Jonathan: Yeah. In October of 2013, we felt the stirring to adopt again. Jessica and I had taken a cruise to celebrate our anniversary, and it was the first time we had been able to get away for a trip being just us. Still a little unsure because of the debt from Grace's adoption, we started praying. We enjoyed our trip and our time together, and as the trip was coming to and end, we had a lot to consider. We believed the Lord was in this and that he would take care of the details. By the end of October, we felt the nudge in our spirits confirmed and so began the process. We searched and found our agency, and chose to adopt a baby girl from China. This time we were more prepared. We quickly organized, made appointments, received necessary signatures, collected appropriate approvals, and had our home study complete within several months. We expressed that we would accept a child with minor correctible problems, and by the middle of December we had a referral. This little girl had a cleft lip, cleft palate, and possibly a alveolar cleft. We knew that she would need multiple surgeries throughout her childhood years in order to correct these issues. Again, financially this would be an uphill climb for us; however, we could not deny the love that God had already placed in our hearts for this little girl. We read her tragic story, and it broke us. She was left abandoned with only a note with her name and birthday. Somewhere along the way, a young mother was stricken with fear strong enough to leave her child on the side of a road. We came to the same conclusion as before, God gave us this child as our own and there was no way we could reject her. We accepted her referral and were matched by the end of December. Our process has moved along faster than anticipated, and we have paid in cash for every payment up to this point. We still have $15,000 to raise for this adoption. We are believing that God will be faithful in providing and are hoping that with the funds available and paid, we will be traveling to get our daughter by September or October of this year. We are naming her Oliviya Kate Taylor.

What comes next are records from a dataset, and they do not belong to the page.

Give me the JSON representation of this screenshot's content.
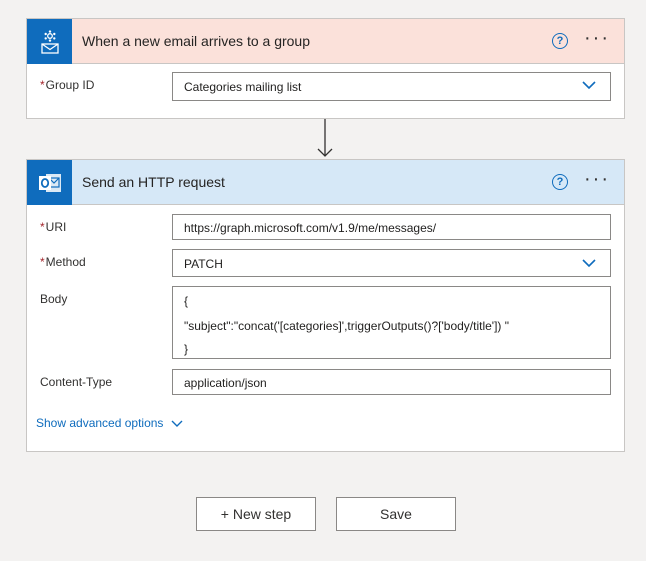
{
  "trigger": {
    "title": "When a new email arrives to a group",
    "help_glyph": "?",
    "more_glyph": "···",
    "fields": {
      "group_id": {
        "required_mark": "*",
        "label": "Group ID",
        "value": "Categories mailing list"
      }
    }
  },
  "action": {
    "title": "Send an HTTP request",
    "help_glyph": "?",
    "more_glyph": "···",
    "fields": {
      "uri": {
        "required_mark": "*",
        "label": "URI",
        "value": "https://graph.microsoft.com/v1.9/me/messages/"
      },
      "method": {
        "required_mark": "*",
        "label": "Method",
        "value": "PATCH"
      },
      "body": {
        "label": "Body",
        "lines": [
          "{",
          "\"subject\":\"concat('[categories]',triggerOutputs()?['body/title']) \"",
          "}"
        ]
      },
      "content_type": {
        "label": "Content-Type",
        "value": "application/json"
      }
    },
    "advanced_label": "Show advanced options"
  },
  "footer": {
    "new_step_label": "+ New step",
    "save_label": "Save"
  },
  "colors": {
    "trigger_header_bg": "#fbe1da",
    "action_header_bg": "#d6e8f7",
    "accent": "#0f6cbd",
    "required": "#a4262c"
  }
}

Q: What advice would you give for anyone who is considering adoption?
Jonathan: I'd encourage you to ask Jesus for guidance, courage, and strength. It is a challenging journey, full of unexpected changes and trials, that could easily deter you. Expect the difficulty and struggles, but rest in the confidence that God has a special somebody waiting to fill your arms...and He's faithful to see that to completion. Not everything is strenuous; so much of the adoption process is full of joy and excitement. When choosing an agency, don’t rush out to the first one you see. Find one that will be open and transparent about the joys and difficulties of each country. They all pose different challenges and requirements. Be patient and let God guide your steps and your heart. Pray as a family, and seek God's will. He is faithful.

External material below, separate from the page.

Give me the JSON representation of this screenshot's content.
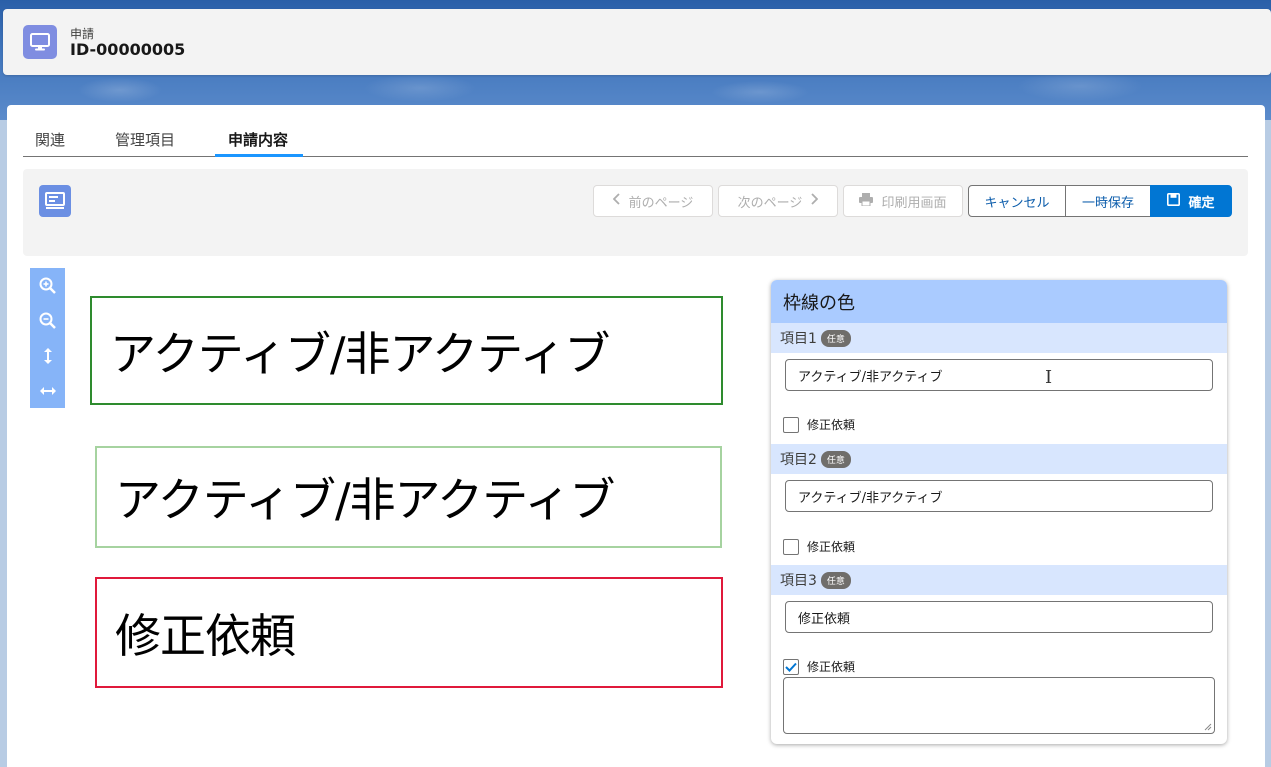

Jessica: During this process, The Lord opened my eyes to something I never considered before. Although Jesus was Mary and Joseph’s son, he first belonged to God. God found them worthy to adopt Jesus as their own...to protect, love, and care for him on this earth. Misunderstood in the eyes of others, they said yes. With faith and uncertainty, scared, unsuitable, unsupported, and poor, they said yes. Adoption is close to God’s heart--it is His heart. It is how our God chose to begin Jesus’ ministry on this earth. So that's how we've chosen to look at this valuable, sometimes grueling, process. If it is important to God, it should be important to us.